Friday, December 06, 2002

Krugman Weighs In:

This week Al Gore said the obvious. "The media is kind of weird these days on politics," he told The New York Observer, "and there are some major institutional voices that are, truthfully speaking, part and parcel of the Republican Party."

The reaction from most journalists in the "liberal media" was embarrassed silence. I don't quite understand why, but there are some things that you're not supposed to say, precisely because they're so clearly true....

...The "fairness doctrine" forced broadcast media to give comparable representation to opposing points of view. Restrictions on ownership maintained a diversity of voices. And there was a general expectation that major news outlets would stay above the fray, distinguishing clearly between opinion and news reporting. The system didn't always work, but it did set some limits.

Over the past 15 years, however, much of that system has been dismantled.
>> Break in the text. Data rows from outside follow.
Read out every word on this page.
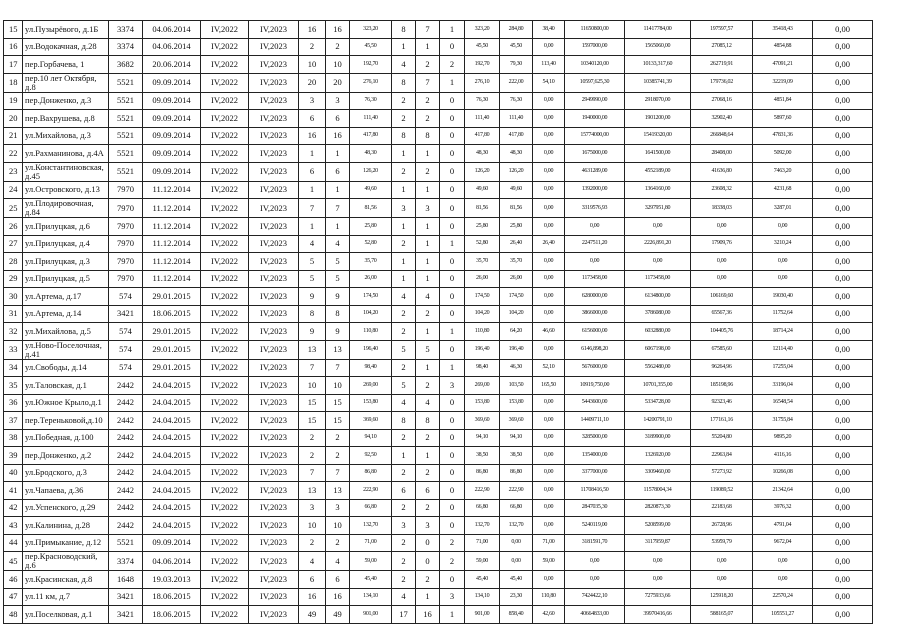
15	ул.Пузырёвого, д.1Б	3374	04.06.2014	IV,2022	IV,2023	16	16	323,20	8	7	1	323,20	284,80	38,40	11650800,00	11417784,00	197597,57	35418,43	0,00
16	ул.Водокачная, д.28	3374	04.06.2014	IV,2022	IV,2023	2	2	45,50	1	1	0	45,50	45,50	0,00	1597000,00	1565060,00	27085,12	4854,88	0,00
17	пер.Горбачева, 1	3682	20.06.2014	IV,2022	IV,2023	10	10	192,70	4	2	2	192,70	79,30	113,40	10340120,00	10133,317,60	262719,91	47091,21	0,00
18	пер.10 лет Октября, д.8	5521	09.09.2014	IV,2022	IV,2023	20	20	276,10	8	7	1	276,10	222,00	54,10	10597,625,30	10385741,39	179736,02	32219,09	0,00
19	пер.Донженко, д.3	5521	09.09.2014	IV,2022	IV,2023	3	3	76,30	2	2	0	76,30	76,30	0,00	2949990,00	2918070,00	27068,16	4851,84	0,00
20	пер.Вахрушева, д.8	5521	09.09.2014	IV,2022	IV,2023	6	6	111,40	2	2	0	111,40	111,40	0,00	1940000,00	1901200,00	32902,40	5897,60	0,00
21	ул.Михайлова, д.3	5521	09.09.2014	IV,2022	IV,2023	16	16	417,80	8	8	0	417,80	417,80	0,00	15774000,00	15419320,00	266848,64	47831,36	0,00
22	ул.Рахманинова, д.4А	5521	09.09.2014	IV,2022	IV,2023	1	1	48,30	1	1	0	48,30	48,30	0,00	1675000,00	1641500,00	28408,00	5092,00	0,00
23	ул.Константиновская, д.45	5521	09.09.2014	IV,2022	IV,2023	6	6	126,20	2	2	0	126,20	126,20	0,00	4631289,00	4552189,00	41636,80	7463,20	0,00
24	ул.Островского, д.13	7970	11.12.2014	IV,2022	IV,2023	1	1	49,60	1	1	0	49,60	49,60	0,00	1392000,00	1364160,00	23608,32	4231,68	0,00
25	ул.Плодировочная, д.84	7970	11.12.2014	IV,2022	IV,2023	7	7	81,56	3	3	0	81,56	81,56	0,00	3319576,93	3297951,80	18338,03	3287,01	0,00
26	ул.Прилуцкая, д.6	7970	11.12.2014	IV,2022	IV,2023	1	1	25,80	1	1	0	25,80	25,80	0,00	0,00	0,00	0,00	0,00	0,00
27	ул.Прилуцкая, д.4	7970	11.12.2014	IV,2022	IV,2023	4	4	52,80	2	1	1	52,80	26,40	26,40	2247511,20	2226,891,20	17909,76	3210,24	0,00
28	ул.Прилуцкая, д.3	7970	11.12.2014	IV,2022	IV,2023	5	5	35,70	1	1	0	35,70	35,70	0,00	0,00	0,00	0,00	0,00	0,00
29	ул.Прилуцкая, д.5	7970	11.12.2014	IV,2022	IV,2023	5	5	26,00	1	1	0	26,00	26,00	0,00	1173458,00	1173458,00	0,00	0,00	0,00
30	ул.Артема, д.17	574	29.01.2015	IV,2022	IV,2023	9	9	174,50	4	4	0	174,50	174,50	0,00	6280000,00	6134800,00	106169,60	19030,40	0,00
31	ул.Артема, д.14	3421	18.06.2015	IV,2022	IV,2023	8	8	104,20	2	2	0	104,20	104,20	0,00	3866000,00	3786080,00	65567,36	11752,64	0,00
32	ул.Михайлова, д.5	574	29.01.2015	IV,2022	IV,2023	9	9	110,80	2	1	1	110,80	64,20	46,60	6156000,00	6032880,00	104405,76	18714,24	0,00
33	ул.Ново-Поселочная, д.41	574	29.01.2015	IV,2022	IV,2023	13	13	196,40	5	5	0	196,40	196,40	0,00	6146,898,20	6067198,00	67585,60	12114,40	0,00
34	ул.Свободы, д.14	574	29.01.2015	IV,2022	IV,2023	7	7	98,40	2	1	1	98,40	46,30	52,10	5676000,00	5562480,00	96264,96	17255,04	0,00
35	ул.Таловская, д.1	2442	24.04.2015	IV,2022	IV,2023	10	10	269,00	5	2	3	269,00	103,50	165,50	10919,750,00	10701,355,00	185198,96	33196,04	0,00
36	ул.Южное Крыло,д.1	2442	24.04.2015	IV,2022	IV,2023	15	15	153,80	4	4	0	153,80	153,80	0,00	5443600,00	5334728,00	92323,46	16548,54	0,00
37	пер.Тереньковой,д.10	2442	24.04.2015	IV,2022	IV,2023	15	15	369,60	8	8	0	369,60	369,60	0,00	14409711,10	14200791,10	177161,16	31755,84	0,00
38	ул.Победная, д.100	2442	24.04.2015	IV,2022	IV,2023	2	2	94,10	2	2	0	94,10	94,10	0,00	3285000,00	3189900,00	55204,80	9895,20	0,00
39	пер.Донженко, д.2	2442	24.04.2015	IV,2022	IV,2023	2	2	92,50	1	1	0	38,50	38,50	0,00	1354000,00	1326920,00	22963,84	4116,16	0,00
40	ул.Бродского, д.3	2442	24.04.2015	IV,2022	IV,2023	7	7	86,80	2	2	0	86,80	86,80	0,00	3377000,00	3309460,00	57273,92	10266,08	0,00
41	ул.Чапаева, д.36	2442	24.04.2015	IV,2022	IV,2023	13	13	222,90	6	6	0	222,90	222,90	0,00	11708416,50	11578004,34	119089,52	21342,64	0,00
42	ул.Успенского, д.29	2442	24.04.2015	IV,2022	IV,2023	3	3	66,80	2	2	0	66,80	66,80	0,00	2847035,30	2820873,30	22183,68	3976,32	0,00
43	ул.Калинина, д.28	2442	24.04.2015	IV,2022	IV,2023	10	10	132,70	3	3	0	132,70	132,70	0,00	5240119,00	5208599,00	26728,96	4791,04	0,00
44	ул.Примыкание, д.12	5521	09.09.2014	IV,2022	IV,2023	2	2	71,00	2	0	2	71,00	0,00	71,00	3181591,70	3117959,87	53959,79	9672,04	0,00
45	пер.Красноводский, д.6	3374	04.06.2014	IV,2022	IV,2023	4	4	59,00	2	0	2	59,00	0,00	59,00	0,00	0,00	0,00	0,00	0,00
46	ул.Красинская, д.8	1648	19.03.2013	IV,2022	IV,2023	6	6	45,40	2	2	0	45,40	45,40	0,00	0,00	0,00	0,00	0,00	0,00
47	ул.11 км, д.7	3421	18.06.2015	IV,2022	IV,2023	16	16	134,10	4	1	3	134,10	23,30	110,80	7424422,10	7275933,66	125918,20	22570,24	0,00
48	ул.Поселковая, д.1	3421	18.06.2015	IV,2022	IV,2023	49	49	901,00	17	16	1	901,00	858,40	42,60	40664833,00	39970416,66	588165,07	105551,27	0,00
The fairness doctrine was abolished in 1987. Restrictions on ownership have been steadily loosened, and it seems likely that next year the Federal Communications Commission will abolish many of the restrictions that remain — quite possibly even allowing major networks to buy each other. And the informal rule against blatantly partisan reporting has also gone away — at least as long as you are partisan in the right direction. There's more, of course, but that's the jist of it.

You know, it kind of makes me wonder. Gore has that supposed low popularity rating, and everybody in the Echo Chamber (a term he uses!) is quick to dismiss him... yet when he says something, it inevitably becomes pretty damned mainstream pretty quick.

Personally, I'd like to see a detailed breakdown of Gore support by political position and demographic; that 15% might start ratcheting up pretty quickly. Of course, it doesn't pay to tick off the media; as Atrios ably pointed out, however, you're probably screwed thanks to the "fair" left and the partisan right no matter what you do.